Enterprise Engagement Framework

 

Enterprise Engagement Framework

Introductory video guiding you through the Enterprise Engagement Framework

 

What is the Enterprise Engagement Framework (EEF)?

The Enterprise Engagement Framework (EEF) is a structured guide for faculty to co-create programmes with industry partners. Partner-based programme development involves close collaboration with industry to ensure relevance and real-world impact.

While this approach brings unique dynamics, such as shared objectives and co-design, the EEF fully aligns with TU Dublin’s existing academic systems, quality assurance processes, and governance structures.

 

Background to the Enterprise Engagement Framework

TU Dublin’s Enterprise Academy, an HCI Pillar 3-funded project, identified a need to systematise our processes for enterprise-engaged programme discovery, design and delivery. The aim was to create a usable model or pathway, based on our experiences, that could be shared with colleagues across the university to follow independently.

Our cross-faculty work had shown us that each school faced the same questions and issues every time a faculty member approached enterprise-engaged partnership proposals. Rather than each school reinventing the wheel, it was thought that having an accessible, experience-based pathway would help alleviate time and undue stress issues for colleagues interested in designing new industry collaborations. 

 

Interactive EEF: clickthrough slideshow


This is a link to the interactive EEF for you to walk through in your own time

banner eef
Click here for Instructions

On the first slide, click on the orange arrow to move to slide two.

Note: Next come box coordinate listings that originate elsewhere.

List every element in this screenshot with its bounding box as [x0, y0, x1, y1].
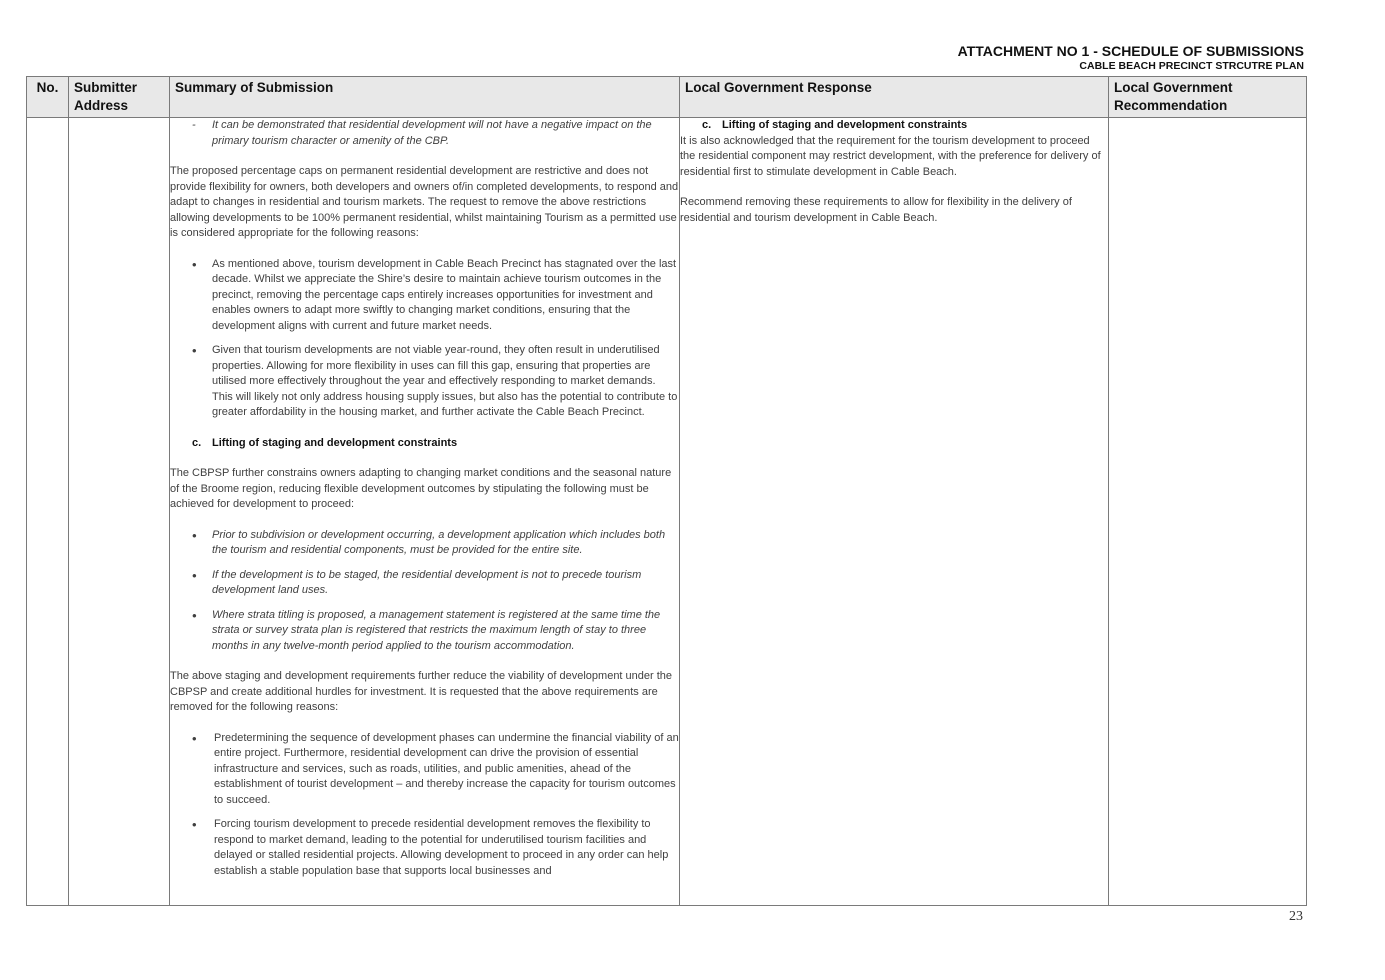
summary-paragraph-2: The CBPSP further constrains owners adapting to changing market conditions and the seasonal nature of the Broome region, reducing flexible development outcomes by stipulating the following must be achieved for development to proceed:	[170, 467, 672, 510]
recommendation-cell	[1109, 118, 1307, 906]
no-cell	[27, 118, 69, 906]
col-header-submitter: Submitter Address	[69, 77, 170, 118]
list-item: • Given that tourism developments are not viable year-round, they often result in underutilised properties. Allowing for more flexibility in uses can fill this gap, ensuring that properties are utilised more effectively throughout the year and effectively responding to market demands. This will likely not only address housing supply issues, but also has the potential to contribute to greater affordability in the housing market, and further activate the Cable Beach Precinct.	[170, 343, 679, 421]
bullet-list-3	[170, 731, 679, 880]
subheading-text: Lifting of staging and development constraints	[212, 436, 458, 449]
col-header-no: No.	[27, 77, 69, 118]
summary-subheading	[192, 436, 679, 452]
dash-list	[170, 118, 679, 149]
bullet-list-1	[170, 257, 679, 421]
bullet-list-2	[170, 528, 679, 655]
list-item: - It can be demonstrated that residential development will not have a negative impact on the primary tourism character or amenity of the CBP.	[170, 118, 679, 149]
page-number: 23	[1289, 909, 1303, 924]
document-title	[958, 42, 1304, 73]
table-row	[27, 118, 1307, 906]
subheading-letter: c.	[192, 436, 202, 449]
submitter-cell	[69, 118, 170, 906]
summary-paragraph-3: The above staging and development requirements further reduce the viability of development under the CBPSP and create additional hurdles for investment. It is requested that the above requirements are removed for the following reasons:	[170, 670, 673, 713]
submissions-table	[26, 76, 1307, 906]
summary-paragraph-1: The proposed percentage caps on permanent residential development are restrictive and does not provide flexibility for owners, both developers and owners of/in completed developments, to respond and adapt to changes in residential and tourism markets. The request to remove the above restrictions allowing developments to be 100% permanent residential, whilst maintaining Tourism as a permitted use is considered appropriate for the following reasons:	[170, 165, 679, 239]
table-header-row	[27, 77, 1307, 118]
plan-subtitle: CABLE BEACH PRECINCT STRCUTRE PLAN	[1079, 60, 1304, 72]
list-item: • As mentioned above, tourism development in Cable Beach Precinct has stagnated over the last decade. Whilst we appreciate the Shire’s desire to maintain achieve tourism outcomes in the precinct, removing the percentage caps entirely increases opportunities for investment and enables owners to adapt more swiftly to changing market conditions, ensuring that the development aligns with current and future market needs.	[170, 257, 679, 335]
col-header-response: Local Government Response	[680, 77, 1109, 118]
subheading-letter: c.	[702, 119, 712, 131]
response-cell	[680, 118, 1109, 906]
list-item: • Prior to subdivision or development occurring, a development application which includes both the tourism and residential components, must be provided for the entire site.	[170, 528, 679, 559]
response-subheading	[702, 118, 1108, 134]
attachment-title: ATTACHMENT NO 1 - SCHEDULE OF SUBMISSIONS	[957, 43, 1304, 59]
subheading-text: Lifting of staging and development constraints	[722, 119, 968, 131]
list-item: • If the development is to be staged, the residential development is not to precede tourism development land uses.	[170, 568, 679, 599]
response-paragraph-1: It is also acknowledged that the requirement for the tourism development to proceed the residential component may restrict development, with the preference for delivery of residential first to stimulate development in Cable Beach.	[680, 134, 1101, 178]
list-item: • Where strata titling is proposed, a management statement is registered at the same time the strata or survey strata plan is registered that restricts the maximum length of stay to three months in any twelve-month period applied to the tourism accommodation.	[170, 608, 679, 655]
response-paragraph-2: Recommend removing these requirements to allow for flexibility in the delivery of residential and tourism development in Cable Beach.	[680, 196, 1072, 224]
col-header-summary: Summary of Submission	[170, 77, 680, 118]
list-item: • Forcing tourism development to precede residential development removes the flexibility to respond to market demand, leading to the potential for underutilised tourism facilities and delayed or stalled residential projects. Allowing development to proceed in any order can help establish a stable population base that supports local businesses and	[170, 817, 679, 879]
col-header-recommendation: Local Government Recommendation	[1109, 77, 1307, 118]
summary-cell	[170, 118, 680, 906]
list-item: • Predetermining the sequence of development phases can undermine the financial viability of an entire project. Furthermore, residential development can drive the provision of essential infrastructure and services, such as roads, utilities, and public amenities, ahead of the establishment of tourist development – and thereby increase the capacity for tourism outcomes to succeed.	[170, 731, 679, 809]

In slide two, click on the word Viability to reveal a dropdown menu.

Click into Programme Discovery. This reveals two arrows to the right, Strategic Fit Toolkit and Partnership Templates. Click into each to review the resources to complete the programme discovery task.

Next, click into Go/No-Go Decision to reveal the next set of arrows — Confirm School/s Interest, Agree Stakeholder Roles and Responsibilities, and Programme Development Process. Each of these arrows lead to appropriate resources to help the user consider the associated programme development task.

When ready, click into phase two, the word Planning. This opens a dropdown menu, revealing the next steps Programme Design and Partnership Process.

As above, continue working your way through phases 3 through to 5, to explore subsequent phases of the Enterprise Engagement Framework.


Talent Development & The Triple Helix Model

There are great opportunities for universities which can navigate the triple helix model (university-government-industry) and work with organisations to nurture their talent development pipelines and futureproof the economy in turbulent times.

What worked yesterday will not work tomorrow. Alvin Toffler asserts, ‘the illiterate of the 21st century will not be those who cannot read and write, but those who cannot learn, unlearn, and relearn’.

The university that learns to adapt its systems to accommodate a new type of learner will prosper. The hope is that this Enterprise Engagement Framework plays a small role in stimulating a mind shift in how we service the part-time professional learner experience at TU Dublin.